Security Studies Program Seminar
The Origins of Humanitarian Intervention
Gary Bass
Princeton University
December 2, 2009
- This project begins with an anomaly. In the 2000 Presidential Election, both Bush and Gore argued intervention in Rwanda would have been a mistake. Yet in the 2008 election – when barriers to supporting intervention were high due to the Iraq experience – both candidates supported of humanitarian intervention.
- It thus appears the notion of humanitarian intervention has survived the G.W. Bush Administration. How do we explain the pervasiveness of this interest?
- The answer has three parts:
- First, humanitarian intervention has a deeper historical basis than simply constituting a byproduct of the 1990s.
- Second, the free press has taken a significant role pushing for intervention, generating strong support in liberal societies for the mission.
- Finally, there is an evolution in terms of how the great powers and international community manage the practice that has strong implications for international relations theory and current practice.
- Humanitarian military intervention (HMI) is the use of military force to protect foreigners from harm. This excludes self-interest and imperial expansion – even cloaked in the language of humanitarian motivations – from the litany of cases.
- Using this definition, humanitarian military interventions have a long history going back at least 170 years to the British intervention in support of the Greeks against the Ottoman Empire in the 1820s.
- Significantly, the notion that there are “true” cases of humanitarian intervention is a direct challenge to certain schools of Realist and Marxist thought.
- Yet why do states pursue “true” humanitarian intervention?
- The first explanation has to do with the distinction between liberal and illiberal regimes. Liberal regimes face normative and popular pressure to excise illiberal behaviors from the system even if the effort goes against the state’s strategic interests. Illiberal regimes do not face these pressures.
- Yet the liberal vs. illiberal distinction is a necessary but insufficient cause. An additional element comes from the presence of a free press and, equally important, the prevalence of reporting agents in areas where atrocities occur.
- Combined, the presence of a free press with extensive reportage of a conflict area within a liberal society raises the likely pro-HMI pressure groups will gain influence as the masses are mobilized in support of HMI.

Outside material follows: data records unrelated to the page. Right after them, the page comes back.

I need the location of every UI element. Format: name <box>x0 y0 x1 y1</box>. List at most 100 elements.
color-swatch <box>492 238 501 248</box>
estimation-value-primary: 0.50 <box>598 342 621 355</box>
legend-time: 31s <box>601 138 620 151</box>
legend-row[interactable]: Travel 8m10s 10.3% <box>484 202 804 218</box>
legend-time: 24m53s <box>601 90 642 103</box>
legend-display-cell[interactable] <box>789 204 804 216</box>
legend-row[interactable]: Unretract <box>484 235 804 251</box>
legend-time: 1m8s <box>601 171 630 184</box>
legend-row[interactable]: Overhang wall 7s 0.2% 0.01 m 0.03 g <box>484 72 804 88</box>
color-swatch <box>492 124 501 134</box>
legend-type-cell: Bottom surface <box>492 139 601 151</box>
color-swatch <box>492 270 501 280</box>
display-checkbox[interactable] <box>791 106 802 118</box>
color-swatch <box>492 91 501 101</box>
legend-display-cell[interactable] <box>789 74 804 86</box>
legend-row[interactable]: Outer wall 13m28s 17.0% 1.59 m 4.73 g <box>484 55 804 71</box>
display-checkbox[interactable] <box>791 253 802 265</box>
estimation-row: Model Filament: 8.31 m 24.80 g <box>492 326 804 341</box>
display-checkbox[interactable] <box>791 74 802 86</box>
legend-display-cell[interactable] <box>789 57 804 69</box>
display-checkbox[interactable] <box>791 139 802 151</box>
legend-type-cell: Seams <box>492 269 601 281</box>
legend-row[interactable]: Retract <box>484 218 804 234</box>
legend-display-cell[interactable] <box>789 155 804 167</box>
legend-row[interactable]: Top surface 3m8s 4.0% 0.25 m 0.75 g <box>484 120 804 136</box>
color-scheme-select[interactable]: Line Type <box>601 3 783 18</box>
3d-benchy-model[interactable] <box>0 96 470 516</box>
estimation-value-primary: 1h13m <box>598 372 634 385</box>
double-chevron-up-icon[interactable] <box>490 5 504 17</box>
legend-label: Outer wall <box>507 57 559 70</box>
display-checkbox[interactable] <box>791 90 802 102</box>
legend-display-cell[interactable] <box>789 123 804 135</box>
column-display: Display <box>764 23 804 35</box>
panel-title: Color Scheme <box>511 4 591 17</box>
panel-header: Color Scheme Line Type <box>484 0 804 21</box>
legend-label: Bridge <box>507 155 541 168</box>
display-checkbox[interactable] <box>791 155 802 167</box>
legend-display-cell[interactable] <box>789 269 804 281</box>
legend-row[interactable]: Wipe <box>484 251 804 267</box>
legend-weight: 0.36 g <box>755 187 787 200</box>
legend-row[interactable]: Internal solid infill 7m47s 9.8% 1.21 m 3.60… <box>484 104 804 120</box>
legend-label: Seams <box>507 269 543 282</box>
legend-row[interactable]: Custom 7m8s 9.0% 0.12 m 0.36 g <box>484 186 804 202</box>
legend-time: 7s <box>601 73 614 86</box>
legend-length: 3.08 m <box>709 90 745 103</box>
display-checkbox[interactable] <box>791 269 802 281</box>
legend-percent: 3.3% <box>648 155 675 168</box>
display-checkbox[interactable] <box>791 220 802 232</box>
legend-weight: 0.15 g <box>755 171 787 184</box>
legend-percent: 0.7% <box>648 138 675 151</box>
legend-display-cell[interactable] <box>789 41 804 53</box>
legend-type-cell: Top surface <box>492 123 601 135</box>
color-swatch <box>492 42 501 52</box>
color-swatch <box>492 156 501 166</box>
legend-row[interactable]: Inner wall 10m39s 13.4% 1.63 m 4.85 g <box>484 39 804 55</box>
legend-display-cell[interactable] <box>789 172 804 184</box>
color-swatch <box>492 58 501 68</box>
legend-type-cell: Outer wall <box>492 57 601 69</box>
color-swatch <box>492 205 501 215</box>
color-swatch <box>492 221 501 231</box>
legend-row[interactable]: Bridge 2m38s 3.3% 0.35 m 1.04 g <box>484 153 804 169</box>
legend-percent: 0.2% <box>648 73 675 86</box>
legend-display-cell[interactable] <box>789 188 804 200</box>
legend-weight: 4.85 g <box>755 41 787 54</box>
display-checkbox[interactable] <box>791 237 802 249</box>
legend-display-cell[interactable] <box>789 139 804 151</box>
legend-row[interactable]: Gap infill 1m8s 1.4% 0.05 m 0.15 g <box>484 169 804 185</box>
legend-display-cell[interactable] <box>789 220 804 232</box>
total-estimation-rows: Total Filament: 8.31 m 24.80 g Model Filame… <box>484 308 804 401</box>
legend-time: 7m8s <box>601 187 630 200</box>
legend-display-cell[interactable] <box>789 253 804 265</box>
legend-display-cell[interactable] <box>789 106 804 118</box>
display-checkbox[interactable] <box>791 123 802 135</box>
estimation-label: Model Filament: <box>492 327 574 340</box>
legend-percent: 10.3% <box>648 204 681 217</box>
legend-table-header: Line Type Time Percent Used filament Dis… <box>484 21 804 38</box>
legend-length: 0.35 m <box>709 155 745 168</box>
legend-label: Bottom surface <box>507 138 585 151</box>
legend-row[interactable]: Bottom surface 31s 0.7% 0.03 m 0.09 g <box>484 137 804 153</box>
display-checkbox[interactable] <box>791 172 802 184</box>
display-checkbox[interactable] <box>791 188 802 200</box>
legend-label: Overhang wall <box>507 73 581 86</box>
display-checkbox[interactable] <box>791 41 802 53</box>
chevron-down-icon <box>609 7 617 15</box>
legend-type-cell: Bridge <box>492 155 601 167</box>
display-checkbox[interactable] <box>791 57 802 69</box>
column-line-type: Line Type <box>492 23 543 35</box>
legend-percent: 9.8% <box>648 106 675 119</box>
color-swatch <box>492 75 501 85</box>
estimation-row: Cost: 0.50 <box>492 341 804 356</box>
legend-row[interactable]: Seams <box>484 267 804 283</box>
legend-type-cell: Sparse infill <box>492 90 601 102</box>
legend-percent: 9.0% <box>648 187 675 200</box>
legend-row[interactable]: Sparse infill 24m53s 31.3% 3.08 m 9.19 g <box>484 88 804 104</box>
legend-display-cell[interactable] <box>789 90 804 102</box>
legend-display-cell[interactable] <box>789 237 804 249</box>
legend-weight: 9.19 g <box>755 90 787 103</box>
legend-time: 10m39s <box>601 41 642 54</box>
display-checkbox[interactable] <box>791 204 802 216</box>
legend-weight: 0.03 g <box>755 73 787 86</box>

- Yet even liberal states will not intervene unless the intervention is low-cost. States are not expected to intervene when the intervention breeds the hostility of other great powers. One needs a power advantage for the intervention to go forward.
- Where are we likely to see evidence for or against intervention along these lines? What would make a good test of the theory?
- The first step is to select a period where liberalism is expected to a weak force in international politics – this ensures we are not biasing the sample in favor of the theory.
- The second is to look at a period where the balance of power is evenly distributed, ensuring HMI is not a case of the strong doing as they want sans consequence.
- The third is to evaluate government decision-making processes, where talk is less cheap and motives are more readily revealed.
- The Nineteenth Century is thus an optimal choice as it is considered the heyday of realism, the system is multipolar, and sufficient time has passed that we can obtain access to the archives.
- In fact, the theory plays out nicely in the case of the British intervention in support of the Greeks against the Ottomans in the 1820s.
- This is a solid test because the British interest is in strengthening the Ottomans against the Russians, rather than taking steps to weaken the Ottomans and providing a window for Russian expansionism in Europe. Any deviation from this expectation suggests a realist explanation is lacking.
- For a period of time, we do in fact find the British pursuing their strategic interest as Foreign Minister Castlereagh defends the British alliance with the Ottoman Empire. Intervention pressures are resisted.
- Unfortunately, the Ottomans then purportedly massacre 25,000 Greeks. This leads to a public outcry perpetuated by reports of the massacre in the British press.
- Castlereagh is vilified (ultimately committing suicide) and a large portion of the British public is mobilized to pressure the Government to act.
- The public outcry is ultimately such that the British Navy is sent (along with a French squadron) to destroy the Ottoman fleet in Navarino Bay (1827).
- The negative effects of humanitarian behavior must be recognized, however. Powerful states, even acting on humanitarian grounds, are likely to scare others. Public statements are not likely to assuage concerns.
- The realist response to this problem is to argue “don’t do it.” There are, however, clearly normative and path dependent barriers to this prescription. Instead, we should consider intervening only when we can make our purely humanitarian motives credible, that is, using credible commitments to signal benign intentions.
- The great power concert system of the nineteenth century, where humanitarian intervention is allowed only with the sanction of all great powers, provides a way forward. Here, if there was no unanimity in favor of intervention, then it did not occur.
- Application of a similar system today would likely reduce the number and spate of interventions, but may assuage the concerns of other states that HMI is a pretext for humanitarian expansion.